The International Physical Activity Questionnaire- short form (IPAQ) was used to capture data on self-reported physical activity. The IPAQ measures the total amount of time spent performing moderate activity, vigorous activity, walking or sitting in bouts of 10 minutes or greater over the last 7 days (12). The time (in minutes) spent for each activity is multiplied by the defined metabolic equivalent (MET) of each task category and scores are combined and presented as total MET-minutes per week. The IPAQ categories physical activity into “low”, “moderate” or “high". Published guidelines for data processing and analysis of IPAQ were used (available from: http://www.ipaq.ki.se). The IPAQ has high reliability (Spearman's rho ranging from 0.66 to 0.88) (12).
Statistical analysis was performed using IBM SPSS Statistics for Windows (Version 25.0. Armonk, NY: IBM Corp). Kappa statistics were used to compare the online and paper based versions of the AOS, and agreement was categorized as poor (<0.00), slight (0.00–0.2), fair (0.21–0.4), moderate (0.41–0.6), substantial (0.61–0.8) or almost perfect (0.81– 1.0) (13).
A univariate analysis of covariance with age, sex and BMI entered as covariates and group as a fixed factor was used to compare between group differences for all outcomes. To ensure our asymptomatic participants reflected the Australian population, AQoL-6D data was compared between controls and published norms. Data representing point estimates of effect are presented as mean differences (MDs) and their 95% confidence intervals (CI) in tabular format and as standardized mean differences (SMDs) and (CI) in forest plots. The SMD was calculated as the difference between the two groups means divided by the pooled SDs. Differences in outcomes were calculated such that negative differences indicated a deficit in the measure for the symptomatic group compared to controls, with positive differences indicating the opposite. Effect sizes were interpreted as trivial: 0.0-0.2, small: 0.2-0.6, medium: 0.6-1.2, large: 1.2-2.0, very large: 2.0-4.0 and distinct: >4.0 (14). Chi-square tests were conducted to compare categorical variables (sex and categories of physical activity) between groups. Odds ratio (OR) and risk difference (RD) were reported for categorical and binary data.
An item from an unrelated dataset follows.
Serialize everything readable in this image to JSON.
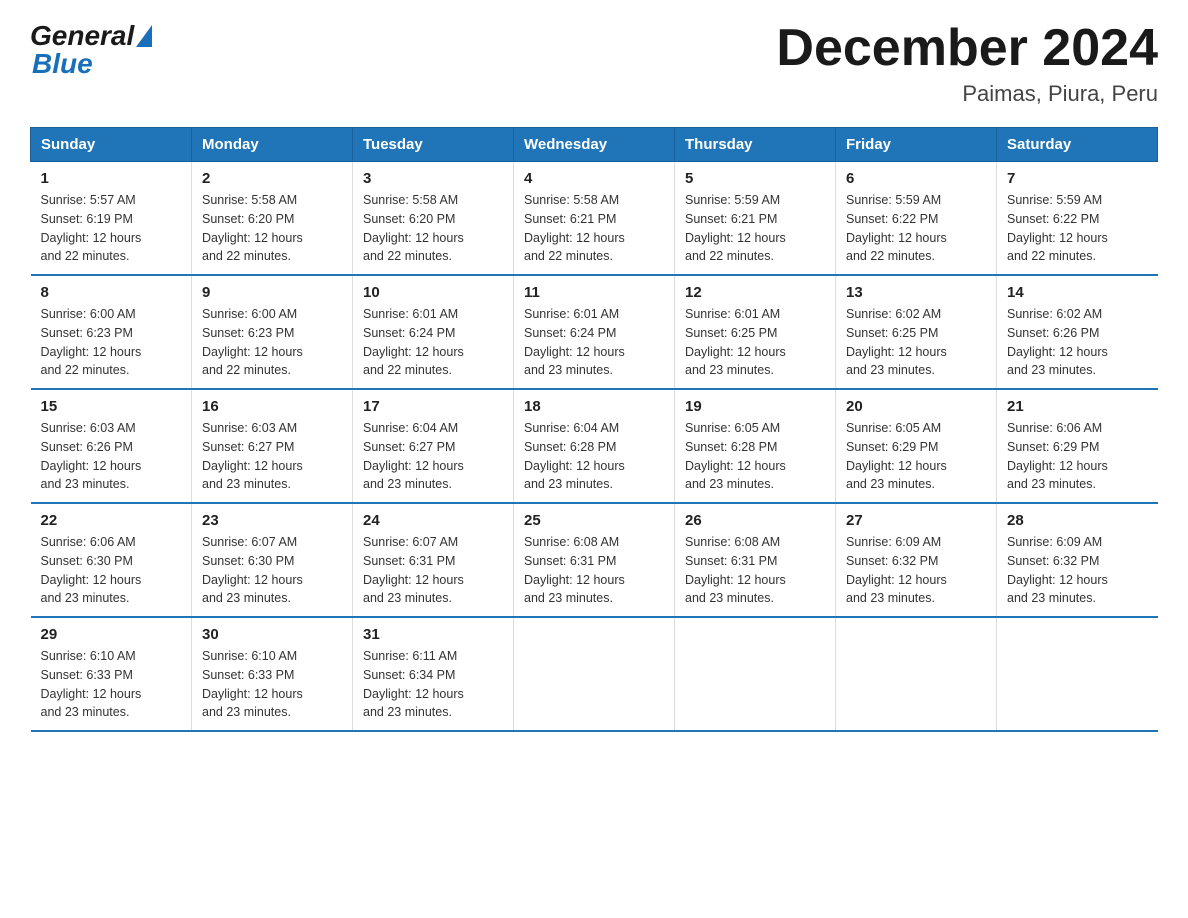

As bivariate normality was not assumed, the relationship between variables (AQoL-6D, group, sex, BMI, age, ankle stiffness, CAIT, AOS-Pain, FAAM-Sport, FAAM-ADL and AOS-Disability) was investigated using nonparametric Spearman's Rank-Order Correlation. The correlation was interpreted as low (0.1 to 0.3), moderate (0.3 to 0.5), high (0.5-0.7) and very high(0.7-0.9) (14). A stepwise backward elimination regression was conducted to establish the most influential independent variables associated with the dependent variable of AQoL-6D. The independent variables included in the model were group, sex, BMI, age, ankle stiffness, CAIT, AOS-pain, AOS-disability, FAAM-ADL and FAAM-sport. Those with a higher correlation to AQoL-6D were entered first. The multiple regression model was tested for multicollinearity. If multicollinearity was present, we retained in the model the variable with the higher b value and that has been more commonly used in research of individuals with ankle problems (15). Statistical significance was set at p<0.05.